January 20, 2023

Threat assessment of youth at-risk of committing school violence should focus on ‘leakage’ in communications

Psychiatrists from the Wayne State University School of Medicine presented a workshop on “Firearm Violence in Schools” at the annual meeting of the Academy of Consultation-Liaison Psychiatry.

The team recommended to meeting attendees last November in Atlanta that careful threat assessment of young people believed to be at risk of committing gun violence in schools can avert violence when it focuses on specific behaviors—especially communications by the at-risk youth via personal conversations, texts or social media.

The presentation gained the attention of the American Psychiatric Association, which spoke with one of the presenters – Professor Rebecca Klisz-Hulbert, M.D., a child psychiatrist who has assessed young people in the Detroit area at risk for school violence.

Rebecca Klisz-Hulbert, M.D.

The workshop, held Nov. 11, was submitted by graduates of the WSU/Detroit Medical Center Psychiatry Residency, who invited Dr. Klisz-Hulbert to add expertise as a child psychiatrist and consulting school psychiatrist. She presented with the department’s Associate Professor Gerald Shiener, M.D.; Shazadie Soka, M.D. Res ’22; Ashika Bains, M.D., Res ’20; and resident Katherine Kelley, M.D.

“Feedback was very positive, as few psychiatrists feel well-prepared to appropriately manage these types of threat assessments,” Dr. Klisz-Hulbert said.

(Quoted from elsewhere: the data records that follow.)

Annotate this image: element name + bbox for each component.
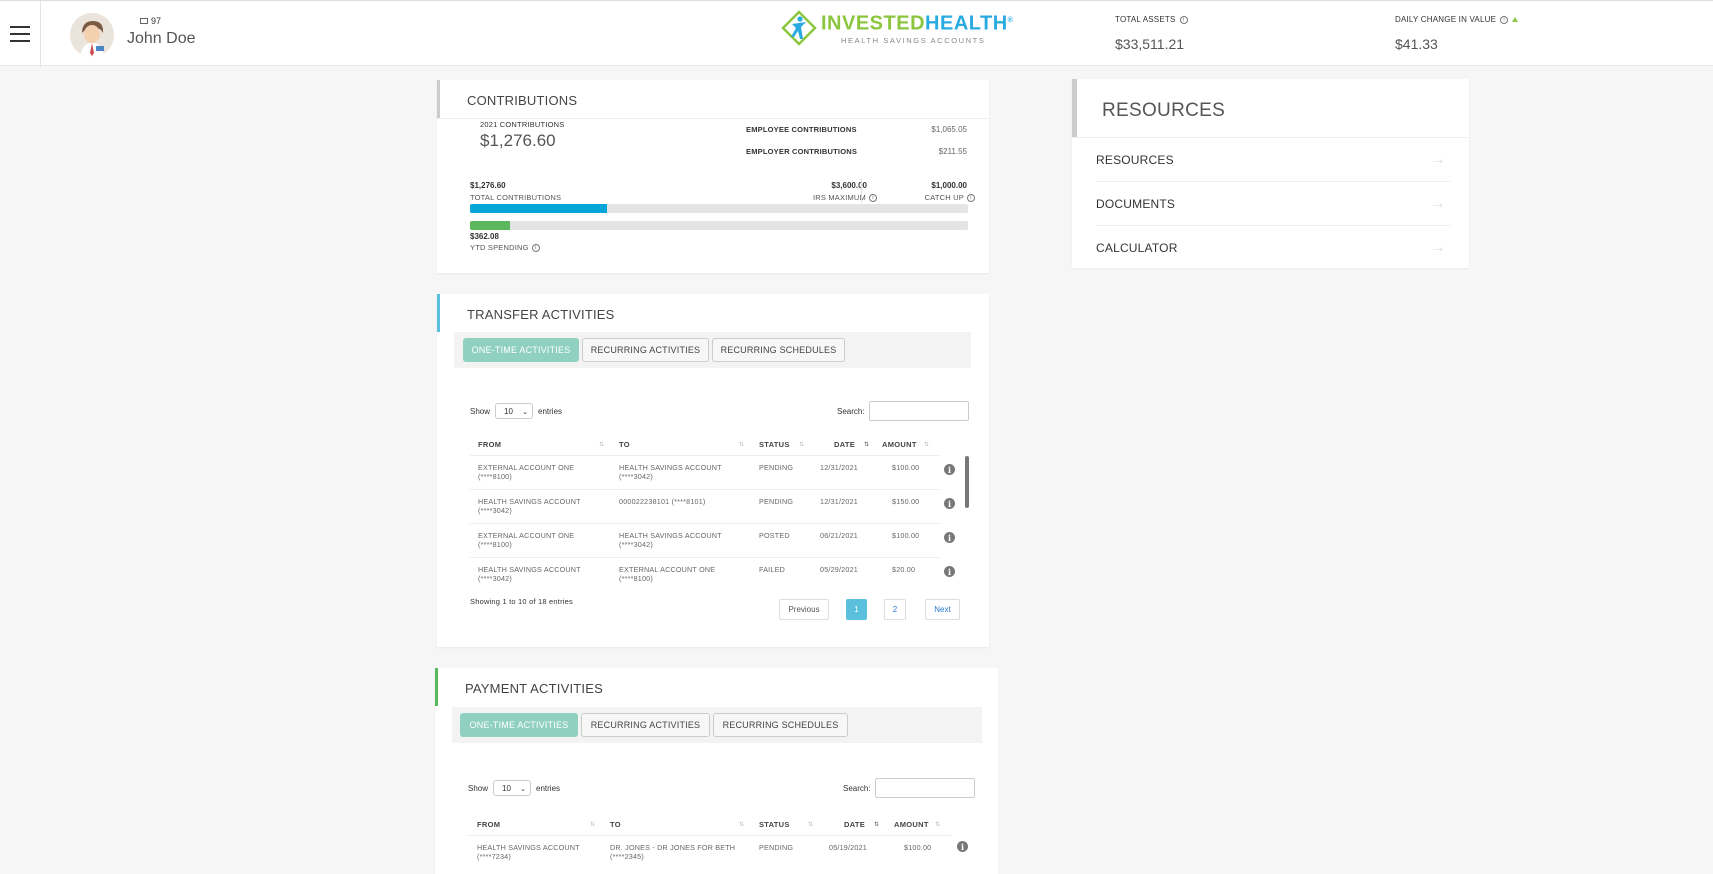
sort-icon[interactable]: ⇅: [808, 821, 813, 828]
divider: [861, 179, 862, 203]
chevron-down-icon: ⌄: [522, 409, 529, 416]
column-header-from[interactable]: FROM: [478, 440, 501, 449]
menu-icon[interactable]: [0, 1, 41, 67]
next-page-button[interactable]: Next: [925, 599, 960, 620]
sort-asc-icon[interactable]: ⇅: [874, 821, 879, 828]
column-header-from[interactable]: FROM: [477, 820, 500, 829]
tab-recurring-schedules[interactable]: RECURRING SCHEDULES: [713, 713, 848, 737]
user-name[interactable]: John Doe: [127, 30, 196, 48]
search: Search:: [837, 401, 969, 421]
tab-recurring-activities[interactable]: RECURRING ACTIVITIES: [582, 338, 709, 362]
entries-select[interactable]: 10 ⌄: [495, 403, 534, 419]
year-contributions-value: $1,276.60: [480, 131, 556, 150]
info-icon[interactable]: i: [944, 532, 955, 543]
card-accent: [437, 294, 440, 332]
arrow-right-icon: →: [1429, 194, 1446, 212]
column-header-date[interactable]: DATE: [844, 820, 865, 829]
divider: [437, 118, 989, 119]
tab-strip: ONE-TIME ACTIVITIES RECURRING ACTIVITIES…: [452, 707, 982, 743]
divider: [468, 835, 952, 836]
entries-selector: Show 10 ⌄ entries: [468, 780, 560, 796]
search-input[interactable]: [874, 778, 975, 798]
column-header-to[interactable]: TO: [610, 820, 621, 829]
top-bar: 97 John Doe INVESTEDHEALTH® HEALTH SAVIN…: [0, 0, 1713, 67]
info-icon[interactable]: i: [944, 464, 955, 475]
info-icon[interactable]: i: [967, 193, 975, 202]
search-input[interactable]: [868, 401, 969, 421]
divider: [470, 455, 940, 456]
sort-icon[interactable]: ⇅: [739, 441, 744, 448]
column-header-status[interactable]: STATUS: [759, 820, 790, 829]
divider: [470, 489, 940, 490]
sort-icon[interactable]: ⇅: [599, 441, 604, 448]
info-icon[interactable]: i: [944, 566, 955, 577]
spending-bar-fill: [470, 221, 510, 230]
info-icon[interactable]: i: [1179, 15, 1188, 24]
contributions-card: CONTRIBUTIONS 2021 CONTRIBUTIONS $1,276.…: [437, 80, 989, 273]
card-title: TRANSFER ACTIVITIES: [467, 307, 615, 322]
column-header-date[interactable]: DATE: [834, 440, 855, 449]
message-count[interactable]: 97: [140, 16, 161, 26]
column-header-amount[interactable]: AMOUNT: [882, 440, 917, 449]
info-icon[interactable]: i: [1500, 15, 1509, 24]
info-icon[interactable]: i: [531, 243, 540, 252]
tab-one-time-activities[interactable]: ONE-TIME ACTIVITIES: [463, 338, 579, 362]
spending-bar-track: [470, 221, 968, 230]
daily-change: DAILY CHANGE IN VALUE i $41.33: [1395, 15, 1519, 52]
page-2-button[interactable]: 2: [884, 599, 906, 620]
info-icon[interactable]: i: [869, 193, 877, 202]
sort-icon[interactable]: ⇅: [739, 821, 744, 828]
logo-mark-icon: [781, 10, 817, 46]
page-1-button[interactable]: 1: [846, 599, 867, 620]
sort-icon[interactable]: ⇅: [935, 821, 940, 828]
contribution-bar-fill: [470, 204, 608, 213]
tab-recurring-schedules[interactable]: RECURRING SCHEDULES: [712, 338, 845, 362]
divider: [470, 557, 940, 558]
calculator-link[interactable]: CALCULATOR →: [1096, 226, 1450, 270]
sort-icon[interactable]: ⇅: [924, 441, 929, 448]
previous-page-button[interactable]: Previous: [779, 599, 829, 620]
chevron-down-icon: ⌄: [520, 786, 527, 793]
divider: [470, 523, 940, 524]
arrow-right-icon: →: [1429, 239, 1446, 256]
card-title: PAYMENT ACTIVITIES: [465, 681, 603, 696]
column-header-to[interactable]: TO: [619, 440, 630, 449]
up-arrow-icon: [1512, 17, 1519, 22]
table-scrollbar[interactable]: [965, 456, 969, 508]
sort-asc-icon[interactable]: ⇅: [864, 441, 869, 448]
resources-card: RESOURCES RESOURCES → DOCUMENTS → CALCULAT…: [1072, 79, 1469, 268]
entries-selector: Show 10 ⌄ entries: [470, 403, 562, 419]
card-accent: [437, 80, 440, 118]
arrow-right-icon: →: [1429, 150, 1446, 168]
transfer-activities-card: TRANSFER ACTIVITIES ONE-TIME ACTIVITIES …: [437, 294, 989, 647]
entries-info: Showing 1 to 10 of 18 entries: [470, 597, 573, 606]
envelope-icon: [140, 18, 148, 24]
column-header-amount[interactable]: AMOUNT: [894, 820, 929, 829]
card-accent: [435, 668, 438, 706]
documents-link[interactable]: DOCUMENTS →: [1096, 182, 1450, 226]
tab-strip: ONE-TIME ACTIVITIES RECURRING ACTIVITIES…: [454, 332, 971, 368]
tab-one-time-activities[interactable]: ONE-TIME ACTIVITIES: [460, 713, 578, 737]
card-accent: [1072, 79, 1077, 137]
avatar[interactable]: [70, 13, 114, 57]
entries-select[interactable]: 10 ⌄: [493, 780, 532, 796]
card-title: CONTRIBUTIONS: [467, 93, 578, 108]
info-icon[interactable]: i: [944, 498, 955, 509]
sort-icon[interactable]: ⇅: [590, 821, 595, 828]
tab-recurring-activities[interactable]: RECURRING ACTIVITIES: [581, 713, 710, 737]
payment-activities-card: PAYMENT ACTIVITIES ONE-TIME ACTIVITIES R…: [435, 668, 998, 874]
contribution-bar-track: [470, 204, 968, 213]
total-assets: TOTAL ASSETS i $33,511.21: [1115, 15, 1188, 52]
column-header-status[interactable]: STATUS: [759, 440, 790, 449]
sort-icon[interactable]: ⇅: [799, 441, 804, 448]
card-title: RESOURCES: [1102, 100, 1226, 121]
search: Search:: [843, 778, 975, 798]
resources-link[interactable]: RESOURCES →: [1096, 138, 1450, 182]
info-icon[interactable]: i: [957, 841, 968, 852]
brand-logo[interactable]: INVESTEDHEALTH® HEALTH SAVINGS ACCOUNTS: [781, 8, 1013, 48]
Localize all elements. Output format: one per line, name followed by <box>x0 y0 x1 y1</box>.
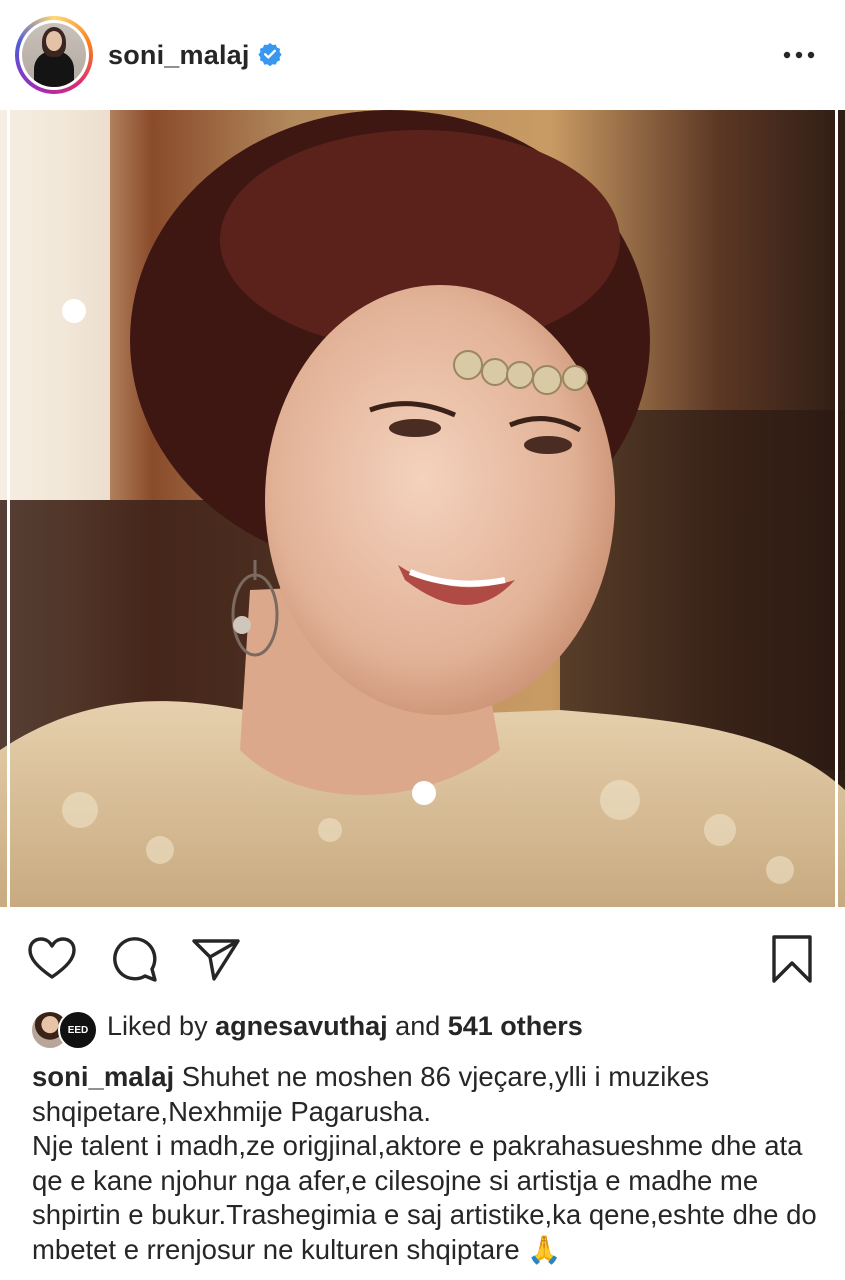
profile-avatar[interactable] <box>15 16 93 94</box>
crop-guide-right <box>835 110 838 907</box>
likes-prefix: Liked by <box>107 1011 208 1041</box>
post-photo[interactable] <box>0 110 845 907</box>
liker-username[interactable]: agnesavuthaj <box>215 1011 388 1041</box>
comment-icon[interactable] <box>108 933 160 985</box>
avatar-photo <box>22 23 86 87</box>
likes-count[interactable]: 541 others <box>448 1011 583 1041</box>
likes-text: Liked by agnesavuthaj and 541 others <box>107 1011 583 1042</box>
crop-guide-left <box>7 110 10 907</box>
caption-username[interactable]: soni_malaj <box>32 1061 174 1092</box>
caption-line-2: Nje talent i madh,ze origjinal,aktore e … <box>32 1130 817 1265</box>
send-icon[interactable] <box>190 933 242 985</box>
post-header: soni_malaj <box>0 0 845 108</box>
post-username[interactable]: soni_malaj <box>108 40 250 71</box>
post-caption: soni_malaj Shuhet ne moshen 86 vjeçare,y… <box>32 1060 822 1267</box>
liker-avatar: EED <box>58 1010 98 1050</box>
verified-badge-icon <box>258 43 282 66</box>
likes-and: and <box>395 1011 441 1041</box>
more-horizontal-icon[interactable] <box>783 51 815 59</box>
post-actions <box>0 925 845 995</box>
heart-icon[interactable] <box>26 933 78 985</box>
bookmark-icon[interactable] <box>766 933 818 985</box>
pray-emoji: 🙏 <box>527 1233 562 1265</box>
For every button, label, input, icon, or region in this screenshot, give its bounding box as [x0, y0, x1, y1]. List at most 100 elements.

She is featured in the related article “Threat Assessment Can Help Prevent School Violence, But Reliance on a ‘Profile’ Doesn’t Work,” included in the January edition of the American Psychiatric Association’s Psychiatric News.

“If you look across all of the school shootings, what is common is the idea of ‘leakage,’” she told Psychiatric News. “These kids have communicated their intent (to commit violence) whether through in-person conversations, social media, text messages, or some other manner. This is increasingly what schools pay attention to.”

Dr. Klisz-Hulbert is program director of the Child and Adolescent Psychiatry fellowship program at WSU/DMC, the Department of Psychiatry and Behavioral Neurosciences vice chair for Child and Adolescent Liaison Services, and director of Child and Adolescent Public Psychiatry and Community Outreach.

“While I have done threat assessments in the past on occasion, the demand has increased significantly since the Oxford school shooting in 2021,” she said. “Similarly, outpatient psychiatrists and those working in crisis settings have increasingly been called on to assess the potential risk for children identified by the school as having made a threat. Colleagues have told me that they feel ill-prepared to complete such assessments and unsure of how to best intervene.”       

Dr. Klisz-Hulbert has presented similar training to local school districts and the Michigan Association of School Social Workers. She has been a consulting school psychiatrist for numerous districts in metropolitan Detroit for more than 10 years.